Dyke’s own entrepreneurial seed found good purchase on the East Side. “It’s a great neighborhood to be in. I’ve lived here now longer than I lived in my childhood home. This is home. I love it.”
JOHN DYKE AND THE TURNIP TRUCK HAVE EVOLVED WITH A CHANGING CITY.
Written By: Nancy Vienneau
Photographers: Ron Manville
Inside the newest iteration of The Turnip Truck in East Nashville, it’s easy to be enthralled by the expansive space, the walls of glass, the wide aisles, the brilliant displays of produce, and the second-floor bridge overhead. Founder John Dyke feels that too, but he is also proud to trace that growth to the store’s humble beginnings.
The son of a Greeneville, Tennessee, farmer who grew up eating fresh-as-it-gets foods, Dyke was instilled with a love of farm life and the good things it produced. He knew what a tomato should taste like. Bringing that goodness to the marketplace was sparked at a beloved and bygone store, Sunshine Grocery, after Dyke moved into East Nashville’s Edgefield neighborhood in 1990.

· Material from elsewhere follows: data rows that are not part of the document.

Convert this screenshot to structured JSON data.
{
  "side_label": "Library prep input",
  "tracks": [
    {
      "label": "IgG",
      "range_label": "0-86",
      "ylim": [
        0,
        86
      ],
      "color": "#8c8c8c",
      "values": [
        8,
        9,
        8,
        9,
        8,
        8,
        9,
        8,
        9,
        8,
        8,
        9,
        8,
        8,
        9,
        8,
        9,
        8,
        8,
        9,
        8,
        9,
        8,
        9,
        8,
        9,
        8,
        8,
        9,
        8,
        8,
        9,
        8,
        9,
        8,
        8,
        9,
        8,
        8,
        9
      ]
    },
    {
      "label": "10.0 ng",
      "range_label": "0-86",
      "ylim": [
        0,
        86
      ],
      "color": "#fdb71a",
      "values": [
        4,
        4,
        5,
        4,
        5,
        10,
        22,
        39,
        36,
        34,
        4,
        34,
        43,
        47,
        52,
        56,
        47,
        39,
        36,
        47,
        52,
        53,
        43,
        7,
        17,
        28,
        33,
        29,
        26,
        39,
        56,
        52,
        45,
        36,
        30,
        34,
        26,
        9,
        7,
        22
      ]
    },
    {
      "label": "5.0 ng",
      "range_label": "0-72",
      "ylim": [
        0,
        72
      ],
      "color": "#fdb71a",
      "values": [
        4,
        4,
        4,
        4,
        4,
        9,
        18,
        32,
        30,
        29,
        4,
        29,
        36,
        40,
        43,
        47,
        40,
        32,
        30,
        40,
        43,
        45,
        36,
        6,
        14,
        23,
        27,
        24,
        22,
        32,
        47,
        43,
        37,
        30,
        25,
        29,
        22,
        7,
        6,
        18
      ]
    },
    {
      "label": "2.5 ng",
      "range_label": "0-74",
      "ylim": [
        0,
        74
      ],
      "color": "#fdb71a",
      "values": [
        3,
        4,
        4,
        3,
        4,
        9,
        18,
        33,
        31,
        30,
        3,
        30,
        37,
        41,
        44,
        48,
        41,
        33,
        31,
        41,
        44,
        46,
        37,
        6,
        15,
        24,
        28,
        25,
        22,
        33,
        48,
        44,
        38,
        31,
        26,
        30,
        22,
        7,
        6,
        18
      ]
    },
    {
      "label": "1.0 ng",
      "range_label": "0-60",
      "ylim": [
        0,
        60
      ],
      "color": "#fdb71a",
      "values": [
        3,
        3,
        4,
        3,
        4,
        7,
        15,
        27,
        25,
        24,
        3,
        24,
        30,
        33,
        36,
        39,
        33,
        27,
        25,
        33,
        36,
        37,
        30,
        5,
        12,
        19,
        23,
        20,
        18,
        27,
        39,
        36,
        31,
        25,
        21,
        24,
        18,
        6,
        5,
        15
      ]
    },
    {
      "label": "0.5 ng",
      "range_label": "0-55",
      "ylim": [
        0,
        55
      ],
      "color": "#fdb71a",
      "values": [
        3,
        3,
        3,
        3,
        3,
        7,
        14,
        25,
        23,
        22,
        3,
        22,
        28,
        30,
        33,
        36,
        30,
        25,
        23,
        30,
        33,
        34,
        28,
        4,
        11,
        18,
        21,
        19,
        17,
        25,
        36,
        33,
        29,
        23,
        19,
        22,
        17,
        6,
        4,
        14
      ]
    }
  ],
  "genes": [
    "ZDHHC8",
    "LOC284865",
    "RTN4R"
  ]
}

“I had allergies and found the local bee pollen I needed on the other side of town at Sunshine,” Dyke recalls. “But I found more. They had all-natural foods, organic produce—some of it locally grown—bulk spices, even great deli sandwiches. It also had a real spirit of community. Staff and customers engaged. People I knew from my neighborhood shopping there. And I thought, We need a place like this in East Nashville.”
It took time, research, and diligence for Dyke to learn the basics of the business and get the right location. In May 2001, he opened The Turnip Truck at 10th and Woodland in a building that went up a century earlier as an H.G. Hill grocery store. It felt right to return it to its original purpose, he says. Using Sunshine Grocery as his model, he sold whole foods—and as much local as possible.

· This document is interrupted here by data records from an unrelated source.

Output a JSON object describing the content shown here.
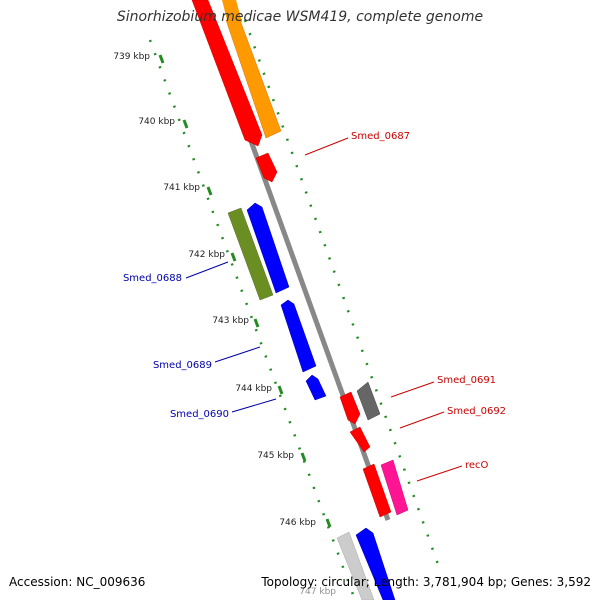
{
  "title": "Sinorhizobium medicae WSM419, complete genome",
  "footer": {
    "accession": "Accession: NC_009636",
    "summary": "Topology: circular; Length: 3,781,904 bp; Genes: 3,592"
  },
  "ticks": [
    {
      "label": "739 kbp"
    },
    {
      "label": "740 kbp"
    },
    {
      "label": "741 kbp"
    },
    {
      "label": "742 kbp"
    },
    {
      "label": "743 kbp"
    },
    {
      "label": "744 kbp"
    },
    {
      "label": "745 kbp"
    },
    {
      "label": "746 kbp"
    },
    {
      "label": "747 kbp"
    }
  ],
  "genes": [
    {
      "label": "Smed_0687",
      "color": "#cc0000"
    },
    {
      "label": "Smed_0688",
      "color": "#0000aa"
    },
    {
      "label": "Smed_0689",
      "color": "#0000aa"
    },
    {
      "label": "Smed_0690",
      "color": "#0000aa"
    },
    {
      "label": "Smed_0691",
      "color": "#cc0000"
    },
    {
      "label": "Smed_0692",
      "color": "#cc0000"
    },
    {
      "label": "recO",
      "color": "#cc0000"
    }
  ],
  "colors": {
    "red": "#ff0000",
    "orange": "#ff9900",
    "blue": "#0000ff",
    "olive": "#6b8e23",
    "gray": "#666666",
    "magenta": "#ff1493",
    "lightgray": "#cccccc",
    "backbone": "#888888",
    "dots": "#228b22"
  }
}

“In the early days, we faced many challenges,” Dyke says. “I came to this understanding: This is a neighborhood store. I own it, but it’s my customers to shape. I’ll listen. Give me feedback.”

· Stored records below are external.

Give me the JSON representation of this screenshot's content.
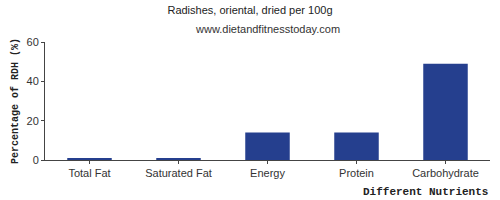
{
  "chart_data": {
    "type": "bar",
    "title": "Radishes, oriental, dried per 100g",
    "subtitle": "www.dietandfitnesstoday.com",
    "x_label": "Different Nutrients",
    "y_label": "Percentage of RDH (%)",
    "categories": [
      "Total Fat",
      "Saturated Fat",
      "Energy",
      "Protein",
      "Carbohydrate"
    ],
    "values": [
      1,
      1,
      14,
      14,
      49
    ],
    "color": "#253f8e",
    "ylim": [
      0,
      60
    ],
    "yticks": [
      0,
      20,
      40,
      60
    ],
    "grid": false
  }
}
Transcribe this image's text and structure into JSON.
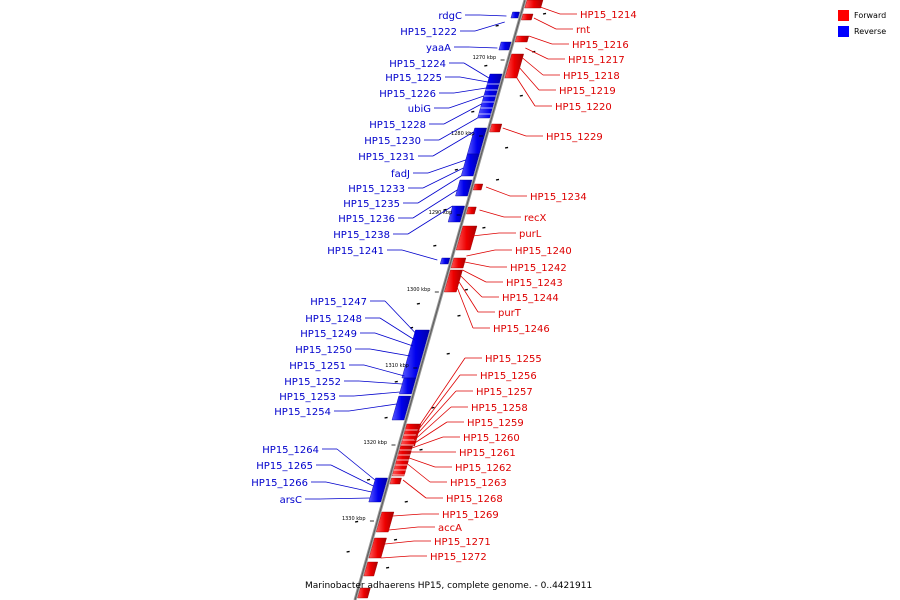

And the community did, embracing The Turnip Truck straightaway. That helped him align with the best supplement companies, ones with standardized testing, training, and education.
“We had outgrown the building by the time we opened our [second] store in The Gulch,” Dyke admits.
But that gave his team time to hone new aspects of the business just introduced there—like hot food service, a deli, and a juice bar—and to plan the new store in East Nashville. Just blocks from the original location, the flagship now boasts more than 12,000 square feet, offering full-service meat and seafood departments, a bakery and deli, beer and kombucha on tap, a hot and cold bar, and bountiful displays of fruits and vegetables that greet you as you enter. The second-floor bridge overlooks it all.
“The community is the heart of our store,” Dyke says. “We wanted to provide a café space where our customers can go to eat, read, relax.” The Turnip Truck will soon host cooking demonstrations and classes. Other future plans include aquaponics, rooftop gardens, and a greenhouse.
“Food that travels zero miles—think how amazing that will be,” Dyke says.